The Bewitched Hands – Work – 2011

Reims vibre, The Bewitched Hands font claquer « Work » sur vinyle en 2011.

Retour électrique d’un collectif rémois

Dans la foulée de Sea, les Bewitched Hands reprennent la route en 2011. L’hiver recule, la Marne s’échauffe, et le groupe dévoile un nouveau 45 tours porté par le titre Work. Les six musiciens rémois, soudés par une énergie brute, prolongent l’aventure après l’album The Bewitched Hands On The Top Of Our Heads. Leurs harmonies retentissent dans les festivals, les radios captent la rumeur. Sur la pochette, une photographie décalée, signature visuelle du groupe.

Le collectif, emmené par Anthonin Ternant et Benjamin Lebeau, trace sa route entre répétitions dans les caves de Reims et concerts partagés avec d’autres figures locales comme Yuksek. Avec Work, l’atmosphère reste artisanale, directe, fidèle à leur démarche. L’écho des titres précédents, comme Hard To Cry, persiste en arrière-plan, fil rouge de leur trajectoire.

En 2011, les Bewitched Hands s’imposent définitivement sur la scène indépendante. Work se glisse en tête de liste, bientôt suivi par Burn And Explode et Bye Bye Girl sur la Face B. La presse salue leur spontanéité. Les disquaires voient défiler les amateurs venus chercher le vinyle, objet de toutes les attentions dans la Marne et au-delà.

A1 – Work

Work jaillit sans détour. Aussitôt sorti, le morceau rejoint les playlists des radios indépendantes et s’impose comme l’un des hymnes du groupe. Les voix se croisent, la cadence marque le pas, chaque passage sur scène renforce le lien entre les musiciens et leur public. Les concerts s’enchaînent, les spectateurs reprennent le refrain, l’énergie traverse la fosse et le titre devient vite incontournable à Reims.

Le 45 tours se diffuse d’abord parmi les fidèles, puis attire l’attention de nouveaux auditeurs. Work s’installe dans la discographie comme une étape naturelle, porté par la dynamique du collectif. La pochette intrigue, l’objet circule entre les mains des amateurs de pop indépendante. Dans les retours presse, le titre confirme la vitalité des Bewitched Hands, attachés à leur identité locale mais ouverts aux scènes européennes.

Burn And Explode prend le relais sur la Face B, impulsif, ramassé, toujours collectif.
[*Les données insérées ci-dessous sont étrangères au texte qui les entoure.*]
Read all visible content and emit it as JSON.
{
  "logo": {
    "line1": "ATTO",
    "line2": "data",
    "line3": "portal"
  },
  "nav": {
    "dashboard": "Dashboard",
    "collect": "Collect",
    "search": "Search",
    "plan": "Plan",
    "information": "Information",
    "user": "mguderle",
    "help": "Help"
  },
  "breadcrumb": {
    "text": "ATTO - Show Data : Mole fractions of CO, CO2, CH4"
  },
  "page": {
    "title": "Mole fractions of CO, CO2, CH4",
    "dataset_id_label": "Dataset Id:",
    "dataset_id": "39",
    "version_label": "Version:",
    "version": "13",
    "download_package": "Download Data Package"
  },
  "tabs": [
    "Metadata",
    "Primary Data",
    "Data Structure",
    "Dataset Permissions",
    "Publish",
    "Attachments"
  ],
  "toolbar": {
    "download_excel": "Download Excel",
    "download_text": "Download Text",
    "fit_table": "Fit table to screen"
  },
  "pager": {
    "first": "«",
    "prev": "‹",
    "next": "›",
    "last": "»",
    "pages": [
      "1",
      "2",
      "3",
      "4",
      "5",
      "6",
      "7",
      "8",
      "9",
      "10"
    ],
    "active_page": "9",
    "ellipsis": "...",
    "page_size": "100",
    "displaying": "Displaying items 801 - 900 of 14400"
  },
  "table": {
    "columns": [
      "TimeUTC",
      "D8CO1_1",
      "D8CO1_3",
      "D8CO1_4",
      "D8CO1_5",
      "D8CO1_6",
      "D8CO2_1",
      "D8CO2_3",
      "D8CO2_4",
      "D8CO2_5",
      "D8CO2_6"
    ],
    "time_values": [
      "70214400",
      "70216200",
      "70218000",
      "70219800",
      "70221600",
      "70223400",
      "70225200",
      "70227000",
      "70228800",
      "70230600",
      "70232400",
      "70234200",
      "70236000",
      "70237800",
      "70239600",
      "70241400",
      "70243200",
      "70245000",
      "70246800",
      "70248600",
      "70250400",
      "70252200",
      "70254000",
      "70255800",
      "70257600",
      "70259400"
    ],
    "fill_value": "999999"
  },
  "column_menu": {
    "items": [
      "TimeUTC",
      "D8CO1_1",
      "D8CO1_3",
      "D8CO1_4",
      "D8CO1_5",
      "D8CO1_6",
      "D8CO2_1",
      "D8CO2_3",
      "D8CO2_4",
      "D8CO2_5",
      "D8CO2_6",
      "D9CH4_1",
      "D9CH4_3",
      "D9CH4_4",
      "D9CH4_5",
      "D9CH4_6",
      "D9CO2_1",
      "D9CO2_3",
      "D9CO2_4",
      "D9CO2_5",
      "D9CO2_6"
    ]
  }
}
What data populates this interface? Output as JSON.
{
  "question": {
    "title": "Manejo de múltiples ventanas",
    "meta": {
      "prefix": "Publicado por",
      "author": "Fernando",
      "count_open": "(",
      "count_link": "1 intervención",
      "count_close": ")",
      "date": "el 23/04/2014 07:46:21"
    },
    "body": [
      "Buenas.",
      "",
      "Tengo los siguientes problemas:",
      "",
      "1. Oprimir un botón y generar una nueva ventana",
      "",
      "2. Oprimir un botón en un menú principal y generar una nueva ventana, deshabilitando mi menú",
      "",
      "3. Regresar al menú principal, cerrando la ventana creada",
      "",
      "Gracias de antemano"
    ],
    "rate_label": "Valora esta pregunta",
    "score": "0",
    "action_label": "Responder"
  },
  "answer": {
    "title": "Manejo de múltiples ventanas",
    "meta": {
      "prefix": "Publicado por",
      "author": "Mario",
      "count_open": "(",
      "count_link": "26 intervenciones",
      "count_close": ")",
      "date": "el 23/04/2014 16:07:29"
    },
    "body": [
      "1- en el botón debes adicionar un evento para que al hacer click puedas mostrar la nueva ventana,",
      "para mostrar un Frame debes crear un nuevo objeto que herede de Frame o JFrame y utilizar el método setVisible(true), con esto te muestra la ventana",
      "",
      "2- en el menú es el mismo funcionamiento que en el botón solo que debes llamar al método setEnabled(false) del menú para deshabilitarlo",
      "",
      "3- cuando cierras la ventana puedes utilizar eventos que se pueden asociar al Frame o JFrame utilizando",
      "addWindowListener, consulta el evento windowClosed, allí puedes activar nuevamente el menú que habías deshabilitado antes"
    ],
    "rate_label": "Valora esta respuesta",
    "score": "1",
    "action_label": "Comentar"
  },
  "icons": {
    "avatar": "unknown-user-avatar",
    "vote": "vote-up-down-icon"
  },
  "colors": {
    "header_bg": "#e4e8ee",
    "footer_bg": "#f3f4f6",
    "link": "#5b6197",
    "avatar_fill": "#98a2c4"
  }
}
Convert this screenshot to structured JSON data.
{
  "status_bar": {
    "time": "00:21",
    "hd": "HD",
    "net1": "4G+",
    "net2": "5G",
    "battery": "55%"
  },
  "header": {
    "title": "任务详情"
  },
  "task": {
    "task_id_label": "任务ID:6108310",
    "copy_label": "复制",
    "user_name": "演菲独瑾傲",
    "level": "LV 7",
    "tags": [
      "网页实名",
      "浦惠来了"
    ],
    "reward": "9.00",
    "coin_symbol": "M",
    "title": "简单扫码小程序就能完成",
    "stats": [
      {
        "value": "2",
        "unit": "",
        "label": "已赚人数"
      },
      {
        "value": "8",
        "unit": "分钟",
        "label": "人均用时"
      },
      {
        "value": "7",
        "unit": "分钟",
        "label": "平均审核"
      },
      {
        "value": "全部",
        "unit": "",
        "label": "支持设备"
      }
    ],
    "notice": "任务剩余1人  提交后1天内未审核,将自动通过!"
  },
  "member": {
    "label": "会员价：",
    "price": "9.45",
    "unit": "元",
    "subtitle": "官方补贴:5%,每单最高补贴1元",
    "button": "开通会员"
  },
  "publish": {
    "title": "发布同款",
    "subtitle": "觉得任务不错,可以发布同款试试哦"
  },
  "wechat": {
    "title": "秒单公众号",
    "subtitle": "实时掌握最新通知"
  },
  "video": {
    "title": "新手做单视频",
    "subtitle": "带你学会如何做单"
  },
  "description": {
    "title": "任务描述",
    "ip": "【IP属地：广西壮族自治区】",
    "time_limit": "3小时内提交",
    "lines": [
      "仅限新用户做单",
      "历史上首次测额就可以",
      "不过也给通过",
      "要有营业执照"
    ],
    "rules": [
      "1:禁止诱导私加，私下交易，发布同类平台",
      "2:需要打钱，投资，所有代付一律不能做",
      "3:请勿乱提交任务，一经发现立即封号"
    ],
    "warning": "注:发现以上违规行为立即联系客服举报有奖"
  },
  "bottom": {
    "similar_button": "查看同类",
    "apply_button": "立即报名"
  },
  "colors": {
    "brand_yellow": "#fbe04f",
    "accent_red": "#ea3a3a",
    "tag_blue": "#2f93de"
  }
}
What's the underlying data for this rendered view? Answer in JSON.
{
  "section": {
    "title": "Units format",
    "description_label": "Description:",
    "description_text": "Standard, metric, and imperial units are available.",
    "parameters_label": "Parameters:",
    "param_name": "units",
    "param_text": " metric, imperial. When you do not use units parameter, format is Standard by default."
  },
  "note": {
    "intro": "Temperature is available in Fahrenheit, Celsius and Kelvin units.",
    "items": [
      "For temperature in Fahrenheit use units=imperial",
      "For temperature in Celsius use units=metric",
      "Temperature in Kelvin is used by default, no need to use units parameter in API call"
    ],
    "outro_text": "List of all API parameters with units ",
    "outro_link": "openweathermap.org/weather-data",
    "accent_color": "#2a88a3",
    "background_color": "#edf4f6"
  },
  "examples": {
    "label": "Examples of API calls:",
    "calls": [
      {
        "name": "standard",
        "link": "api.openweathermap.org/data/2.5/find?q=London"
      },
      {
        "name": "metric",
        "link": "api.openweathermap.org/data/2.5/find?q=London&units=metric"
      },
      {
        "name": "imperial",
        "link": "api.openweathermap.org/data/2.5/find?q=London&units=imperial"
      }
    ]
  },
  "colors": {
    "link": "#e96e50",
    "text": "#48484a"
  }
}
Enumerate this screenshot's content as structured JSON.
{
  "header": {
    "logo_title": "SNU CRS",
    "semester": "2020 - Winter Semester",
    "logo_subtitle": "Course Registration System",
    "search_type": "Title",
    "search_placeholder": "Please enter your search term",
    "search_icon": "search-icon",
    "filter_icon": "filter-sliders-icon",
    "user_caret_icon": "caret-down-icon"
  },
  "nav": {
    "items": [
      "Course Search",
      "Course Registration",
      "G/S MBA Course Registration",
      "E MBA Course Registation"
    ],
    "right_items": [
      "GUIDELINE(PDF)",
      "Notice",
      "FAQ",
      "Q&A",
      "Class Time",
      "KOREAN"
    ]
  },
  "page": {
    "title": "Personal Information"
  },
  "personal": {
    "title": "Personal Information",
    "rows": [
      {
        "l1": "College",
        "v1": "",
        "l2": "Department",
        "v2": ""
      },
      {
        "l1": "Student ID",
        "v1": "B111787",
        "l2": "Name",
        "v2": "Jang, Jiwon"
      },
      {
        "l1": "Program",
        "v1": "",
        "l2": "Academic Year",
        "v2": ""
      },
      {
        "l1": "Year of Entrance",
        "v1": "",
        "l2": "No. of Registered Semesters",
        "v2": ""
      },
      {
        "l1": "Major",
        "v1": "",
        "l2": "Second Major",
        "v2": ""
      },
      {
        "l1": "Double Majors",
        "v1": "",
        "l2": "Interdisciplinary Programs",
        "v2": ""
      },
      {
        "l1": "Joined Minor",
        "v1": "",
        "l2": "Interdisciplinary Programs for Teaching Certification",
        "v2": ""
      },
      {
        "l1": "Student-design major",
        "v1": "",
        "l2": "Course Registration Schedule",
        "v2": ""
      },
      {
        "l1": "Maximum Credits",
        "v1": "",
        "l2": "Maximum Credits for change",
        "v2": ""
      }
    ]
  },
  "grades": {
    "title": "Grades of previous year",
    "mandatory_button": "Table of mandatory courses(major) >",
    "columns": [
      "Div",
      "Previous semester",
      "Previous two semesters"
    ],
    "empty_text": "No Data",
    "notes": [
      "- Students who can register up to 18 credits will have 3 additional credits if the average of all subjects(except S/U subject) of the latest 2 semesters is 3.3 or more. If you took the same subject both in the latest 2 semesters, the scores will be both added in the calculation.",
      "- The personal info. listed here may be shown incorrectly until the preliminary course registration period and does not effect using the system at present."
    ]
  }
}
La chanson se propage lors des concerts, déchaîne les chœurs, prolonge la marque de fabrique du groupe : une dynamique de groupe assumée, sans leader unique. Les radios spécialisées captent la vibration et insèrent le morceau dans leurs sélections nocturnes. Burn And Explode accompagne la trajectoire du 45 tours, renforçant le caractère fédérateur du disque.

Bye Bye Girl vient clore le sillon. Le morceau s’affirme comme une adresse lancée au public, portée par l’intensité scénique des Bewitched Hands. Sur scène, le titre résonne, ponctue les concerts, trouve sa place dans la setlist aux côtés de Work et Burn And Explode. La Face B s’impose comme le complément indispensable, la touche finale à un 45 tours qui capture l’essence du collectif rémois.

Sous le néon des caves rémoises, la jeunesse vibre avec The Bewitched Hands.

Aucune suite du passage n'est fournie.